I seem to recall that someone was doing drivers for
common Super I/O chips. Does anybody have any pointers
to this stuff?
On Wed, Nov 13, 2002 at 03:20:30PM +0100, Mikael Pettersson wrote:
> I seem to recall that someone was doing drivers for
> common Super I/O chips. Does anybody have any pointers
> to this stuff?
http://www.devdrv.com/shsmod/
http://www.devdrv.co.jp/shsmod/shsmod17a-linux.tar.gz
Note that there are definitly problems with this stuff on
some chipsets. Last time I tried it some really bizarre
things started happening to the system clock
(Like jumping back and forth 6 hours every 30 seconds)
Amusing though.
Dave
--
| Dave Jones. http://www.codemonkey.org.uk
| SuSE Labs
Dave Jones writes:
> On Wed, Nov 13, 2002 at 03:20:30PM +0100, Mikael Pettersson wrote:
> > I seem to recall that someone was doing drivers for
> > common Super I/O chips.
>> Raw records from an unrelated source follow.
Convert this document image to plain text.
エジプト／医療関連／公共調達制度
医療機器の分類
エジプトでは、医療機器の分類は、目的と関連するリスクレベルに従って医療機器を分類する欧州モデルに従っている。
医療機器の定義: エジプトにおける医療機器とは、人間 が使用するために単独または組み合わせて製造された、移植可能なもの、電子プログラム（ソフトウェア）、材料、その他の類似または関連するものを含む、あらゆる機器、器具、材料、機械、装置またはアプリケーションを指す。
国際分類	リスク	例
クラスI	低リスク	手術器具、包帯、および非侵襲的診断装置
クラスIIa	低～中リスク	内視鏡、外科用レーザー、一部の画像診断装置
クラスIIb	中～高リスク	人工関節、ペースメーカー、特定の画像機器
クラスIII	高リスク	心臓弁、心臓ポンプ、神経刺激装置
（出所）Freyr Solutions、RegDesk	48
Does anybody have any pointers
> > to this stuff?
>
> http://www.devdrv.com/shsmod/
> http://www.devdrv.co.jp/shsmod/shsmod17a-linux.tar.gz
Thanks, but that code only seems to do high-speed serial stuff, and
it doesn't support the IT8703-F chip I wanted to experiment with.
I was eventually (had to use Explorer, yuck) able to download some
specs from ITE's web site.
(I want to hack the ftape driver to use the high-speed "tape"
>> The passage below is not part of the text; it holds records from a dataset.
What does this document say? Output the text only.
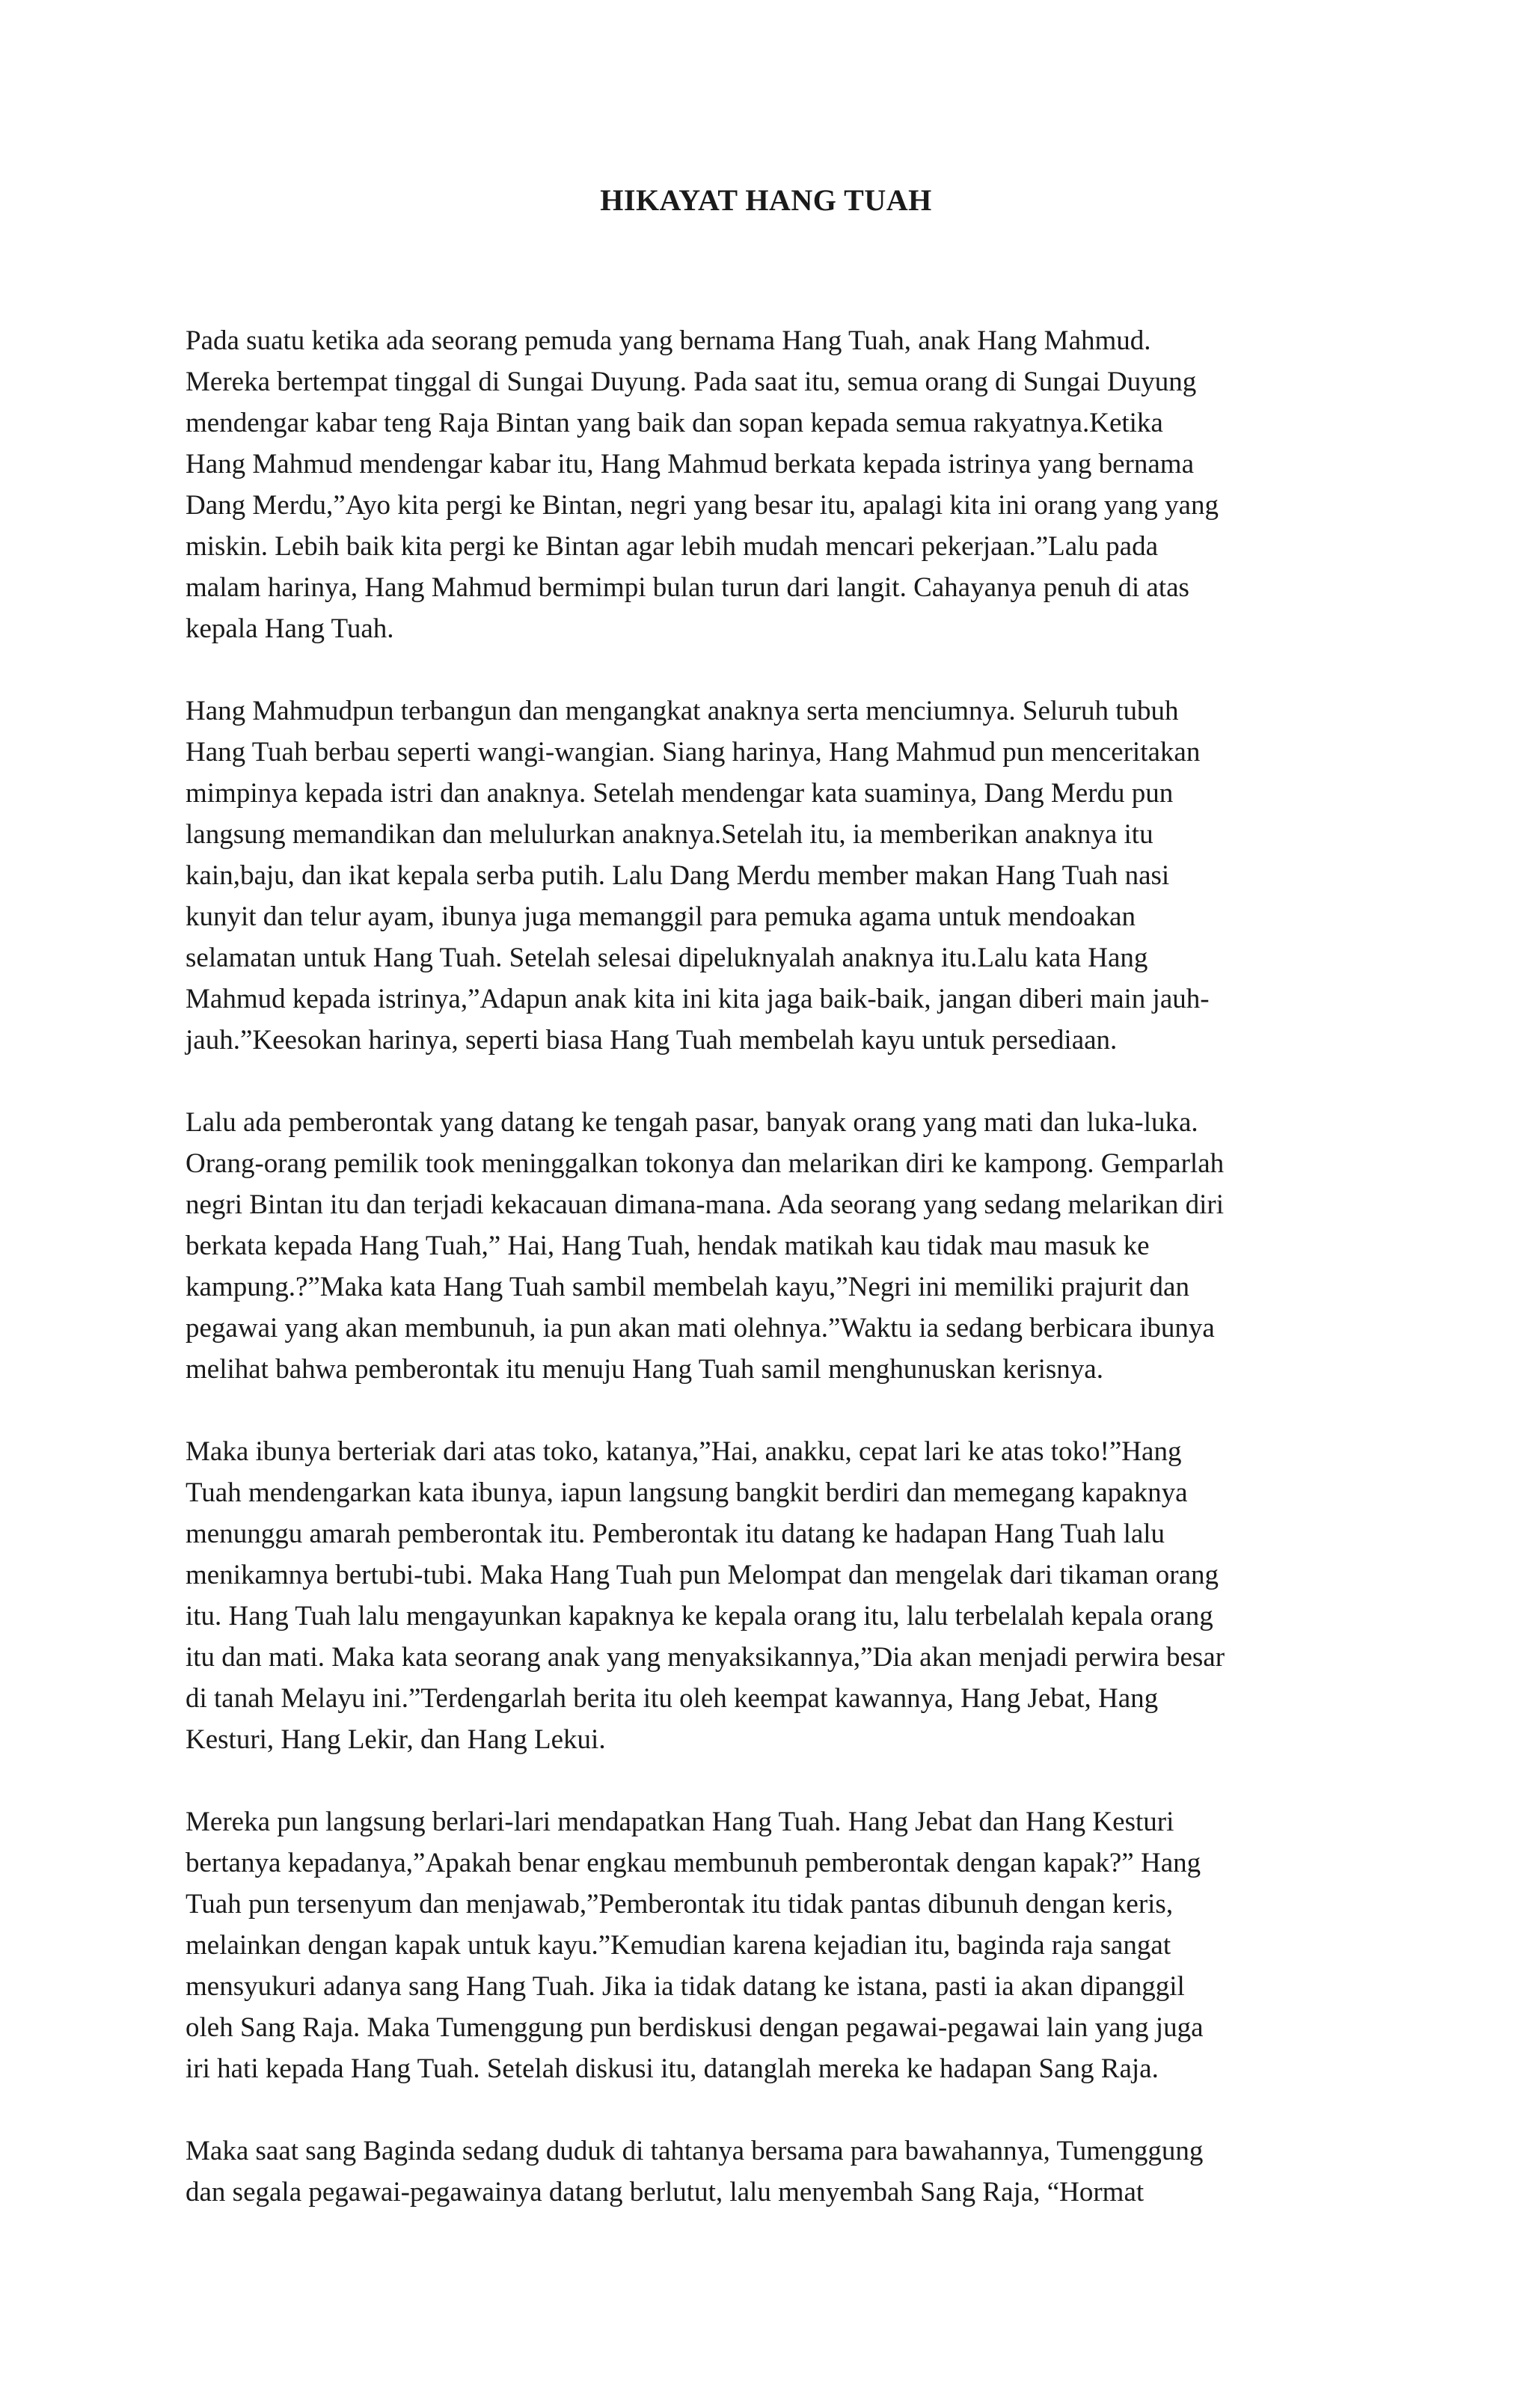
HIKAYAT HANG TUAH
Pada suatu ketika ada seorang pemuda yang bernama Hang Tuah, anak Hang Mahmud.
Mereka bertempat tinggal di Sungai Duyung. Pada saat itu, semua orang di Sungai Duyung
mendengar kabar teng Raja Bintan yang baik dan sopan kepada semua rakyatnya.Ketika
Hang Mahmud mendengar kabar itu, Hang Mahmud berkata kepada istrinya yang bernama
Dang Merdu,”Ayo kita pergi ke Bintan, negri yang besar itu, apalagi kita ini orang yang yang
miskin. Lebih baik kita pergi ke Bintan agar lebih mudah mencari pekerjaan.”Lalu pada
malam harinya, Hang Mahmud bermimpi bulan turun dari langit. Cahayanya penuh di atas
kepala Hang Tuah.
Hang Mahmudpun terbangun dan mengangkat anaknya serta menciumnya. Seluruh tubuh
Hang Tuah berbau seperti wangi-wangian. Siang harinya, Hang Mahmud pun menceritakan
mimpinya kepada istri dan anaknya. Setelah mendengar kata suaminya, Dang Merdu pun
langsung memandikan dan melulurkan anaknya.Setelah itu, ia memberikan anaknya itu
kain,baju, dan ikat kepala serba putih. Lalu Dang Merdu member makan Hang Tuah nasi
kunyit dan telur ayam, ibunya juga memanggil para pemuka agama untuk mendoakan
selamatan untuk Hang Tuah. Setelah selesai dipeluknyalah anaknya itu.Lalu kata Hang
Mahmud kepada istrinya,”Adapun anak kita ini kita jaga baik-baik, jangan diberi main jauh-
jauh.”Keesokan harinya, seperti biasa Hang Tuah membelah kayu untuk persediaan.
Lalu ada pemberontak yang datang ke tengah pasar, banyak orang yang mati dan luka-luka.
Orang-orang pemilik took meninggalkan tokonya dan melarikan diri ke kampong. Gemparlah
negri Bintan itu dan terjadi kekacauan dimana-mana. Ada seorang yang sedang melarikan diri
berkata kepada Hang Tuah,” Hai, Hang Tuah, hendak matikah kau tidak mau masuk ke
kampung.?”Maka kata Hang Tuah sambil membelah kayu,”Negri ini memiliki prajurit dan
pegawai yang akan membunuh, ia pun akan mati olehnya.”Waktu ia sedang berbicara ibunya
melihat bahwa pemberontak itu menuju Hang Tuah samil menghunuskan kerisnya.
Maka ibunya berteriak dari atas toko, katanya,”Hai, anakku, cepat lari ke atas toko!”Hang
Tuah mendengarkan kata ibunya, iapun langsung bangkit berdiri dan memegang kapaknya
menunggu amarah pemberontak itu. Pemberontak itu datang ke hadapan Hang Tuah lalu
menikamnya bertubi-tubi. Maka Hang Tuah pun Melompat dan mengelak dari tikaman orang
itu. Hang Tuah lalu mengayunkan kapaknya ke kepala orang itu, lalu terbelalah kepala orang
itu dan mati. Maka kata seorang anak yang menyaksikannya,”Dia akan menjadi perwira besar
di tanah Melayu ini.”Terdengarlah berita itu oleh keempat kawannya, Hang Jebat, Hang
Kesturi, Hang Lekir, dan Hang Lekui.
Mereka pun langsung berlari-lari mendapatkan Hang Tuah. Hang Jebat dan Hang Kesturi
bertanya kepadanya,”Apakah benar engkau membunuh pemberontak dengan kapak?” Hang
Tuah pun tersenyum dan menjawab,”Pemberontak itu tidak pantas dibunuh dengan keris,
melainkan dengan kapak untuk kayu.”Kemudian karena kejadian itu, baginda raja sangat
mensyukuri adanya sang Hang Tuah. Jika ia tidak datang ke istana, pasti ia akan dipanggil
oleh Sang Raja. Maka Tumenggung pun berdiskusi dengan pegawai-pegawai lain yang juga
iri hati kepada Hang Tuah. Setelah diskusi itu, datanglah mereka ke hadapan Sang Raja.
Maka saat sang Baginda sedang duduk di tahtanya bersama para bawahannya, Tumenggung
dan segala pegawai-pegawainya datang berlutut, lalu menyembah Sang Raja, “Hormat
FDC mode supported by at least some Super I/O chips.)
/Mikael
> it doesn't support the IT8703-F chip I wanted to experiment with.
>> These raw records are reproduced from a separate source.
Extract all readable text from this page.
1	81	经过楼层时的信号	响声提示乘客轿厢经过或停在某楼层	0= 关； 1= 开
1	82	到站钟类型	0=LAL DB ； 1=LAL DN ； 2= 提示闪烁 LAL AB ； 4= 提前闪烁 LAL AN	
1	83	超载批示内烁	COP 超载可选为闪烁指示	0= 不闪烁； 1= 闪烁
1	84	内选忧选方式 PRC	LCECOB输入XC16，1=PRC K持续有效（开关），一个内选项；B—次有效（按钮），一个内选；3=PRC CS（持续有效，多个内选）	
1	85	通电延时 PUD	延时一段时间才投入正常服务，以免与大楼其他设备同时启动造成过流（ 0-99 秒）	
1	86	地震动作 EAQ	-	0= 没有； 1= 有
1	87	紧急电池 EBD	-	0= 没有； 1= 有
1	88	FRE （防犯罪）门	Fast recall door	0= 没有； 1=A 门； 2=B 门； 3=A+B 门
It might be worth taking a look at lssuperio, the source mentions ITE device
detection.
http://home.t-online.de/home/gunther.mayer/lssuperio/
Jon
Jon Burgess writes:
>
>
> > it doesn't support the IT8703-F chip I wanted to experiment with.
>
> It might be worth taking a look at lssuperio, the source mentions ITE device
> detection.
>
> http://home.t-online.de/home/gunther.mayer/lssuperio/
Thanks -- that was exactly what I was looking for.